ABSTRACT

This paper examines Rudyard Kipling’s fictional representations of colonial experiences that are fraught with the problematic of shared cultures and divided politics, in texts that negotiate between the play of the hidden and the seen. Adopting masks, disguises, and poses, his self-divided colonial actors foray beyond the margins into ‘native’ territory and delight in illicit encounters with the anti-self of Empire. Kipling’s early oeuvre compellingly foregrounds its own unconscious ideological fractures and deepest transcultural yearnings.

In a bid to read this cultural mixing through the lens of transgression, my paper re-examines these texts that reveal a desire toward cultural crossover into territory ‘officially’ forbidden to the coloniser. Needless to say, this ‘desire’ is under pressure, hence expressed subliminally since overt conservatism haunts these narratives with the intractability of the native territory and a ‘colonial terror’ of the spectral ‘other’.

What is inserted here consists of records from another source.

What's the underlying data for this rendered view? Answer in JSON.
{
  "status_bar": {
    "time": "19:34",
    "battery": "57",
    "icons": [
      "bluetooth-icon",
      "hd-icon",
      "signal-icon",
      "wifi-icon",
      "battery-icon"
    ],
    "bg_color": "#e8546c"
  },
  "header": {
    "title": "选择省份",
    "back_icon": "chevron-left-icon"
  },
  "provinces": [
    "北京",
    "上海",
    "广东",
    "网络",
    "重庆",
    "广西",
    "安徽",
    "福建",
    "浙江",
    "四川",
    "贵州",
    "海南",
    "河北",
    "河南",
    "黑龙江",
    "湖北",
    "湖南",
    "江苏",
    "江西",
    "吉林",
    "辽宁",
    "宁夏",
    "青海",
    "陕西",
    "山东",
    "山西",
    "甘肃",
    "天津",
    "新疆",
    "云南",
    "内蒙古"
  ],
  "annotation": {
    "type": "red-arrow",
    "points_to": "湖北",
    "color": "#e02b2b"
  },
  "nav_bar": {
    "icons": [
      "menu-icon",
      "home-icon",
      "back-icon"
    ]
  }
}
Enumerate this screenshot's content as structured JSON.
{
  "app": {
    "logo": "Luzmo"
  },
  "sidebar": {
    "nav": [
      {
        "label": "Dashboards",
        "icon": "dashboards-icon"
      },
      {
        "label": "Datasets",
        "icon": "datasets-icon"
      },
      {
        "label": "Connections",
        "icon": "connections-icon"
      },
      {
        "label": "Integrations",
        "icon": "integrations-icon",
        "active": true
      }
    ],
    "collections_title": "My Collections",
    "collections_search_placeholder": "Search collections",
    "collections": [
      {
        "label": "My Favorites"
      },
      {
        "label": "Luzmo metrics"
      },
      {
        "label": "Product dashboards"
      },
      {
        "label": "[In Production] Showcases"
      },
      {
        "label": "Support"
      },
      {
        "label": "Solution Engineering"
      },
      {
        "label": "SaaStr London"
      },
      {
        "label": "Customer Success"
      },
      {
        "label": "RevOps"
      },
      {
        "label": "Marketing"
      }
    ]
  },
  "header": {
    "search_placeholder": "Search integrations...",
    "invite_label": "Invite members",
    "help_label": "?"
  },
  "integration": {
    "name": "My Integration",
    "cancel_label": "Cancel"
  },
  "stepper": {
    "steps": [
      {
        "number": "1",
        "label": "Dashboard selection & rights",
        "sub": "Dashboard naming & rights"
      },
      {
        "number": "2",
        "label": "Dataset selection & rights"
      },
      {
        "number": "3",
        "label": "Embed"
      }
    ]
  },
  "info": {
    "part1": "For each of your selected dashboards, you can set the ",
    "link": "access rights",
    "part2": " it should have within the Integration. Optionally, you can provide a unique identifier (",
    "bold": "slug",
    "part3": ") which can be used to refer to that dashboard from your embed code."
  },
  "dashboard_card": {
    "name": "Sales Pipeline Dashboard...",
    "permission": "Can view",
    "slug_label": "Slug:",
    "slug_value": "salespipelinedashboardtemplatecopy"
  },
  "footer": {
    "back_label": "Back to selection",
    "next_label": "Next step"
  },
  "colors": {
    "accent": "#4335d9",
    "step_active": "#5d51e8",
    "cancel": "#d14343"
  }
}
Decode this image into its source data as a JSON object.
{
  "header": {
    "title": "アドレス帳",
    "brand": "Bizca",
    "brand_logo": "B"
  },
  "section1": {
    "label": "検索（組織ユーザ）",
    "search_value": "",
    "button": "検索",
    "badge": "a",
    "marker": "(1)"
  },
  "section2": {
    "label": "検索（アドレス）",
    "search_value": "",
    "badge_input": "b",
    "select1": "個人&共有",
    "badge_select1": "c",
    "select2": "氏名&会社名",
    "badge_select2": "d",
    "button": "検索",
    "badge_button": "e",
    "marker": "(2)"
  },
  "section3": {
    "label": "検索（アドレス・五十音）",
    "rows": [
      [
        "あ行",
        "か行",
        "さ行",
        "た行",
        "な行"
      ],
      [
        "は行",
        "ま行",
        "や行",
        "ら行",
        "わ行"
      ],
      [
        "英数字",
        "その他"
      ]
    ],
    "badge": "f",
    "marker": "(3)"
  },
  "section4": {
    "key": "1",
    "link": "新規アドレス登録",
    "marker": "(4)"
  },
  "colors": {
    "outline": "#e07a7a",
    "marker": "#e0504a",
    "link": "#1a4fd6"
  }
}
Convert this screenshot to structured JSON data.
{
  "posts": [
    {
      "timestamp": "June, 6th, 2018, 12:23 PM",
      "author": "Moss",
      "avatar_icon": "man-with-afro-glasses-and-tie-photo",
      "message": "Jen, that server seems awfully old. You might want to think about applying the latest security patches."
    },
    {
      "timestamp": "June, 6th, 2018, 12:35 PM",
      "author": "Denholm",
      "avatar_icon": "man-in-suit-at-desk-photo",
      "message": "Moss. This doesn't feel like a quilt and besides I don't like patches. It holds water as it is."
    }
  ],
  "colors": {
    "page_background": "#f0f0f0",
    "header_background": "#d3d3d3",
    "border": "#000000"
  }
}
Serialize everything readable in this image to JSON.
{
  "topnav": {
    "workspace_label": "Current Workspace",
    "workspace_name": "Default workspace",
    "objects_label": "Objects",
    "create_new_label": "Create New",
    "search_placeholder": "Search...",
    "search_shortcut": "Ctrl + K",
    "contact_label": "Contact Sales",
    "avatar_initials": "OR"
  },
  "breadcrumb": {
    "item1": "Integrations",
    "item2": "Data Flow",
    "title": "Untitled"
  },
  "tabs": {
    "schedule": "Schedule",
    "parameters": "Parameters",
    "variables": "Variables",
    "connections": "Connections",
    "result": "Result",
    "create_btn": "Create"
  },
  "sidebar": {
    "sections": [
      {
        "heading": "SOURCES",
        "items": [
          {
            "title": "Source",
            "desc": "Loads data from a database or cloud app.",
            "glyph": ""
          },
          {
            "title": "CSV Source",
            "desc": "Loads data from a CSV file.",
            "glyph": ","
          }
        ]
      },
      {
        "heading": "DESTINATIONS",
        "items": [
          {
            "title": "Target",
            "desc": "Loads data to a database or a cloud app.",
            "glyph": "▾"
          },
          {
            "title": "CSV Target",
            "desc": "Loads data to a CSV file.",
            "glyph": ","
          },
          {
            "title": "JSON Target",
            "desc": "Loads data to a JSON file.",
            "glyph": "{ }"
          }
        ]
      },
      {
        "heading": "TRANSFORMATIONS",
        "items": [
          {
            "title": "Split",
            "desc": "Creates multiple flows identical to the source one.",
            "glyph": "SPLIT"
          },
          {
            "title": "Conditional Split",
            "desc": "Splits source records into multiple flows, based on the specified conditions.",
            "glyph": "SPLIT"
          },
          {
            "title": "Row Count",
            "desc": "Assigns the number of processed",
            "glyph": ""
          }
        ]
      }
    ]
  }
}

My paper argues that this affective urge ruptures the discourse of authority while the texts deploy an ‘alter-native’, pluralistic discourse. The writer sanctions centre-stage presence to the perspective of the colonised entities in several stories like ‘Tods’ Amendment’, ‘Dray Wara Yow Dee’, ‘At Howli Thana’, ‘Gemini’, ‘In Flood Time’, and ‘The Gate of the Hundred Sorrows’. This plural discourse not only incorporates but also embraces and celebrates cultural difference through representations of a shadowy, outlawed world existing on the sub-cultural margins of officially administrable territory, inhabited by morally slippery derelicts, inebriates, and addicts. These multiple subjectivities suggest a desire to abjure cultural limits and dwell in hybrid promiscuity. As postcolonial readers we suspect that Kipling is caught between his affective desire to assert a relationship with those spiritual and physical aspects of India that energise him and the colonised historicity of the same culture that he both condescends to and despises.